WJH: It’s an incredible episode of TV. D’Arcy is a genius. We all rehearsed with her doing our parts, and she recorded a read-through so she could hear our rhythms and our cadences and stuff like that. Watching her do it, she’s been around us for so long that she just got us. Watching her play me, there were some moments when I was like “Man, I should just do it the way she does it.” It was incredible to watch. But it was also one of those moments where I thought that I didn’t want her job, because it’s really hard.

TM: Here’s a question, sort of for our readers, but mostly for me: are Ted Danson’s hugs as good as I imagine they would be?

WJH: Yeah, they are. He’s all love, so his hugs are very real, I-mean-it kind of hugs.

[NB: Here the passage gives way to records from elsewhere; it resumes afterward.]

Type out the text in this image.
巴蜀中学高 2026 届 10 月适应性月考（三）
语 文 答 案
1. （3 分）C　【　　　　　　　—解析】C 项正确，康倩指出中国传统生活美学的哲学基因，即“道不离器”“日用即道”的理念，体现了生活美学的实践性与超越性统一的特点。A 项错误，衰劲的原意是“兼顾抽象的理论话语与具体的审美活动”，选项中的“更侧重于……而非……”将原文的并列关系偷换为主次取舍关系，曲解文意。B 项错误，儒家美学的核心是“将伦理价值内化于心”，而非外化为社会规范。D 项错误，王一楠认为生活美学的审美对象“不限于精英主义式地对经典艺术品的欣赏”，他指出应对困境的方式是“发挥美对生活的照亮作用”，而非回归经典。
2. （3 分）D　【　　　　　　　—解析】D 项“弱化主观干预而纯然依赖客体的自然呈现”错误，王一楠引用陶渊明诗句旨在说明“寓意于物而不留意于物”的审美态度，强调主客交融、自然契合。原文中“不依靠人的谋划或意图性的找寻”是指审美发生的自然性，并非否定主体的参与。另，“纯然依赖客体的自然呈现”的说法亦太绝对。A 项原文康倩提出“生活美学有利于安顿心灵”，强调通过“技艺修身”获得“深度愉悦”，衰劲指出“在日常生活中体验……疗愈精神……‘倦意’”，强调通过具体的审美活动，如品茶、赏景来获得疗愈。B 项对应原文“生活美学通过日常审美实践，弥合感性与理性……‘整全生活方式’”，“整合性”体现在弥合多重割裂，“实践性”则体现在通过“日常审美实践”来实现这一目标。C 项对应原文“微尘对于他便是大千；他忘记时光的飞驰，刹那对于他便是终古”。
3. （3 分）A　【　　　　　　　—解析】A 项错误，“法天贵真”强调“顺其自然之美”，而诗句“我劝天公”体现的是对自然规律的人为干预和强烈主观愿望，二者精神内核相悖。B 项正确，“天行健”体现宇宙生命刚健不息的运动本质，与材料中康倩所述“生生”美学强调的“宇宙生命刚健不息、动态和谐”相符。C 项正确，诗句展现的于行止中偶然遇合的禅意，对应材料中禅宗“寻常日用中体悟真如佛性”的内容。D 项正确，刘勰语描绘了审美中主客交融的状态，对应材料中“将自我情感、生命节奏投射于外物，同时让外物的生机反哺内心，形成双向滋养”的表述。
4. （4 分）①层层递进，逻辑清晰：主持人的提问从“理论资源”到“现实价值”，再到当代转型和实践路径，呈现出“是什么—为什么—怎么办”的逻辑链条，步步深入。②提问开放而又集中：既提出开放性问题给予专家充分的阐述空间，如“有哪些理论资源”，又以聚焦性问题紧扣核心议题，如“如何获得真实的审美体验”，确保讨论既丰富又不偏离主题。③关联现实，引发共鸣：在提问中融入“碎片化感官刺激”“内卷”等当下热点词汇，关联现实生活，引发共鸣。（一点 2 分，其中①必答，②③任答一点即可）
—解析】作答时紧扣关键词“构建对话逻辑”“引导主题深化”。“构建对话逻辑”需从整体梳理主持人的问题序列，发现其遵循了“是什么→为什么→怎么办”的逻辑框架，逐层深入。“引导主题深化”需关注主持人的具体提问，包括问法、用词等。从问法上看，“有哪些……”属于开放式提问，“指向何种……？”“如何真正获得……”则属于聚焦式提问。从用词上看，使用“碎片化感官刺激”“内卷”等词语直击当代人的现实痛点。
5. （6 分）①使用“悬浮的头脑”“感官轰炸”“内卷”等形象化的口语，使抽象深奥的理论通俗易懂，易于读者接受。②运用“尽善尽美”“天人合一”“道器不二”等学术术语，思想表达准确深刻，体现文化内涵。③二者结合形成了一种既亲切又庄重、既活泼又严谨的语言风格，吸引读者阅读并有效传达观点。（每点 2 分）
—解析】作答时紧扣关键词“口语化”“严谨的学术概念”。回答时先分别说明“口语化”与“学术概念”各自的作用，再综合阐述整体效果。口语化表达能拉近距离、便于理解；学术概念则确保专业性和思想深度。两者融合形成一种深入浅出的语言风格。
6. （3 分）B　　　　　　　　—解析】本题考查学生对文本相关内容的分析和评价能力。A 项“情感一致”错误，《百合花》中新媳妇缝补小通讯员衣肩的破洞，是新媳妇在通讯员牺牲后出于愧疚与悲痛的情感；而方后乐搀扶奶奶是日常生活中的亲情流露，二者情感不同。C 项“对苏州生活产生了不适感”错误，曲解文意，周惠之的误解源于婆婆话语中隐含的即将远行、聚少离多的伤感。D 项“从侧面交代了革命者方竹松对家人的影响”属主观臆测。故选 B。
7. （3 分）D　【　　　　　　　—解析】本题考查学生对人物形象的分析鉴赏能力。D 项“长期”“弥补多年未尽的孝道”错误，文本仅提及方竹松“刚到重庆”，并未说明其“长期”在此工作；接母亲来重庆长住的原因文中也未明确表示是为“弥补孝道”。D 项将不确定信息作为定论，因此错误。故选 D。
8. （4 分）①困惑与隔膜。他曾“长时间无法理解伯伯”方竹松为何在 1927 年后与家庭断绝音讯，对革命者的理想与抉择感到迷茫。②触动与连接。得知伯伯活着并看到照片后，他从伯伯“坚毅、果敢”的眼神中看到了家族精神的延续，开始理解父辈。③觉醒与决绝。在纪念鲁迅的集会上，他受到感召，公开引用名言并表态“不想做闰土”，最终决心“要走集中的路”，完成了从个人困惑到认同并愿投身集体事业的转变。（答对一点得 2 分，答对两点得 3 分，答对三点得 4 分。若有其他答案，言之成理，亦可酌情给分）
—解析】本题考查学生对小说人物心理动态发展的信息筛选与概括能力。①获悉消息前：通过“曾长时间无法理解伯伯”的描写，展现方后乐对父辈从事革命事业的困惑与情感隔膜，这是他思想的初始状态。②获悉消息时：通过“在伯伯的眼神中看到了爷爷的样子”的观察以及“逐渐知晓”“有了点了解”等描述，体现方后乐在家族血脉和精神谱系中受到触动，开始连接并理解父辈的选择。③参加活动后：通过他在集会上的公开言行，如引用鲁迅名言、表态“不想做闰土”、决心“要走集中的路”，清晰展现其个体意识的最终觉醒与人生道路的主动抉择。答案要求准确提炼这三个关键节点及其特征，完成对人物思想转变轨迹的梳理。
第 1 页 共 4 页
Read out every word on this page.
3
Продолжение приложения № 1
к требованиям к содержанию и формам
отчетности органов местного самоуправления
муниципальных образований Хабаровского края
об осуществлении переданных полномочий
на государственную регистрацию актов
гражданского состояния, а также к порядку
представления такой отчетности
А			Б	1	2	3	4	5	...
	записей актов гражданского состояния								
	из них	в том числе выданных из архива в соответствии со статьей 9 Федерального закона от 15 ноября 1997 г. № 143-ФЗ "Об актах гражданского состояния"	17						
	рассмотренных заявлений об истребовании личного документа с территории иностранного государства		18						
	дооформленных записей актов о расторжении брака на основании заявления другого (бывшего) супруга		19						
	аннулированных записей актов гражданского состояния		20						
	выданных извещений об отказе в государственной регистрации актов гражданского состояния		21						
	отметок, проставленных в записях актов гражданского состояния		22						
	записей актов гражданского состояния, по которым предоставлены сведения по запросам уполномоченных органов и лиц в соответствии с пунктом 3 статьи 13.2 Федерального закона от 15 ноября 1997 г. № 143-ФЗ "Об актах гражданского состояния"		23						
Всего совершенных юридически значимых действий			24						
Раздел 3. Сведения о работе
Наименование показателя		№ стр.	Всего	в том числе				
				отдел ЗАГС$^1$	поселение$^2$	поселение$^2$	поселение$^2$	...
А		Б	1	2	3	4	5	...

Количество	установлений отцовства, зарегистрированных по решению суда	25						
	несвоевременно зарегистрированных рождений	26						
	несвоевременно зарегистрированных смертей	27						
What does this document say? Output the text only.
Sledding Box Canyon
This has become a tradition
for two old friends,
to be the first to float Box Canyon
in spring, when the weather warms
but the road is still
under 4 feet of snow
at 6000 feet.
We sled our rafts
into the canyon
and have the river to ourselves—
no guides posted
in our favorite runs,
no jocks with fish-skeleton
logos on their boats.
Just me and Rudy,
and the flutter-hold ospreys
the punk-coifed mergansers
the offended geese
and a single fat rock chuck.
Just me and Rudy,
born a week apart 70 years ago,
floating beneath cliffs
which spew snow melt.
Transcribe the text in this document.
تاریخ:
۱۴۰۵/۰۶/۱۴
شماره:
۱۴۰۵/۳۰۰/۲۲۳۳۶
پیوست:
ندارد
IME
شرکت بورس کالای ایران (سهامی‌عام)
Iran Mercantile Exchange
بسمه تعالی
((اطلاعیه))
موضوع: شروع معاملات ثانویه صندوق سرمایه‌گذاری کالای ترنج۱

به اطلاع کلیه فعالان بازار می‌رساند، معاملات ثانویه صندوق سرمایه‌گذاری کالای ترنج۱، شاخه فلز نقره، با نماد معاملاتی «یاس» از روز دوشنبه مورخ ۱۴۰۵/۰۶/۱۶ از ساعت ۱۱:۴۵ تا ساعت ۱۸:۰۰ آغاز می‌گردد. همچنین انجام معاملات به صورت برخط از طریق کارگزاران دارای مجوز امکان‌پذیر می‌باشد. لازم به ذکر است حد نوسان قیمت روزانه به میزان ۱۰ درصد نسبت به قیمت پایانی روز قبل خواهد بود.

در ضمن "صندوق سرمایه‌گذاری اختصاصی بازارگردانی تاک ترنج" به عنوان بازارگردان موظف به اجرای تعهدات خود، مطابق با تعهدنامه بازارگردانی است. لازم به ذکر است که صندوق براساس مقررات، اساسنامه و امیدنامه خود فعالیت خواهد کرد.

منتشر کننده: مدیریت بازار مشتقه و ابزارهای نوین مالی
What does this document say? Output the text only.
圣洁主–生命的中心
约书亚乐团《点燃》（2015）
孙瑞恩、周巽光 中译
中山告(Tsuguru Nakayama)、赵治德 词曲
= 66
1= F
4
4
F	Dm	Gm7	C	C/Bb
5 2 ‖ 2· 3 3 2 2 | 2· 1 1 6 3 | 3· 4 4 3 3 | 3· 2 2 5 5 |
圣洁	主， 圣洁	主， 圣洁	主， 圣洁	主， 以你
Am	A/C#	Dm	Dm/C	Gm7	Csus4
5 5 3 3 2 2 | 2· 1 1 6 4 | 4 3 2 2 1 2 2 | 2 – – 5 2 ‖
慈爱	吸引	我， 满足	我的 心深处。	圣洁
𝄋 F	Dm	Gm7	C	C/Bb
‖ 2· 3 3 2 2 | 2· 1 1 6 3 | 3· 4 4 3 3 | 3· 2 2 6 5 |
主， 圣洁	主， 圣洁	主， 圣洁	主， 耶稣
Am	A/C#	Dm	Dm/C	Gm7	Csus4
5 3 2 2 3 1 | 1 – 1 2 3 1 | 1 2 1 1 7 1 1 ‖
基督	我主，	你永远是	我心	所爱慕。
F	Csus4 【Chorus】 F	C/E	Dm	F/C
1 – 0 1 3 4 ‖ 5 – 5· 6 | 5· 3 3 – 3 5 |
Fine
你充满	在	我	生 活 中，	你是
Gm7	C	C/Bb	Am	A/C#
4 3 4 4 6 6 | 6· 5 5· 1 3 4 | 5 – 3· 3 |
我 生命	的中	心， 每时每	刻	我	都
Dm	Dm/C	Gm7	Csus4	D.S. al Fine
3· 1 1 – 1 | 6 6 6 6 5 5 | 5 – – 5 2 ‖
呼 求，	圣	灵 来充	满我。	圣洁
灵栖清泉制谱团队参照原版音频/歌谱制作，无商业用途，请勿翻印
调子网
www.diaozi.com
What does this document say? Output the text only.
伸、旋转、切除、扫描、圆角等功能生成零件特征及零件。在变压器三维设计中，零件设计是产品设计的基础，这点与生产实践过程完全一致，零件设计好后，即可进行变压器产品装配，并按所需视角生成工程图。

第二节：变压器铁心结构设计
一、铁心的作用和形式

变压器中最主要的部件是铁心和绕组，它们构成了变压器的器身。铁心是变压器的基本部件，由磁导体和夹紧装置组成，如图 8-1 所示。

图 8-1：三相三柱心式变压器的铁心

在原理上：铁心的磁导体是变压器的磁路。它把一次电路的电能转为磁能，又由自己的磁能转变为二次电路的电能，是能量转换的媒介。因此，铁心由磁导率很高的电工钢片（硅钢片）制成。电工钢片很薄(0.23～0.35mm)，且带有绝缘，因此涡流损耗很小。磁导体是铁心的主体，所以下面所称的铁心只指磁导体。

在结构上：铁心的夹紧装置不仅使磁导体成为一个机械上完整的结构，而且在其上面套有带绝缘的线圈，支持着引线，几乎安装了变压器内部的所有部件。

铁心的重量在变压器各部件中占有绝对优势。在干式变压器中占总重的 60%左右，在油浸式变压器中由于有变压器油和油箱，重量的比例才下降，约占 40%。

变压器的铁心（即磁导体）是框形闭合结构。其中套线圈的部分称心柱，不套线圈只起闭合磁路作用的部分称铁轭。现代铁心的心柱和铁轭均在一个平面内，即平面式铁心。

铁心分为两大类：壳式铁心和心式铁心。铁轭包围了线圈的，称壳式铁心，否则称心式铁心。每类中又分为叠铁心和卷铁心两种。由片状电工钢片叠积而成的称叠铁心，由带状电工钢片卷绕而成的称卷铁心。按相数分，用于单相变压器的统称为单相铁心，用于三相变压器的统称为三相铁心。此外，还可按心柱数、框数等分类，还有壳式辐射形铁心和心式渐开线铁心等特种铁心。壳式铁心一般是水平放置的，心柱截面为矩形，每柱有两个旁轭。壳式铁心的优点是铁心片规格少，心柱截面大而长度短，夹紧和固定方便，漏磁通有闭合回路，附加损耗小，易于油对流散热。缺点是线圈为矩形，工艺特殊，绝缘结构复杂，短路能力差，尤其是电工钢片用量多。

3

TM: The Good Place seems like it has a cast of people who get along and care about one another, which I think is part of what makes it such a fun show to watch.

WJH: We live in a world where everyone’s just highlighting differences all the time. It’s kind of fun to see people with a lot of differences kind of hunkering down and trying to work for each other, and live for each other, and look out for each other.

TM: Anything you can tell us about season three finale or season four?

WJH: The finale is super special to me. I’m really excited for people to watch it, and I want people to have no idea of anything that is going to happen going in. As far as season four goes, we have no idea. We are reading those scripts week by week as we’re shooting the show, so we’re sort of taking the same ride as the audience. “What’s going to happen next week? What’s going to happen in this episode?” We’re all in the same boat on that front.

This interview has been edited for clarity and length.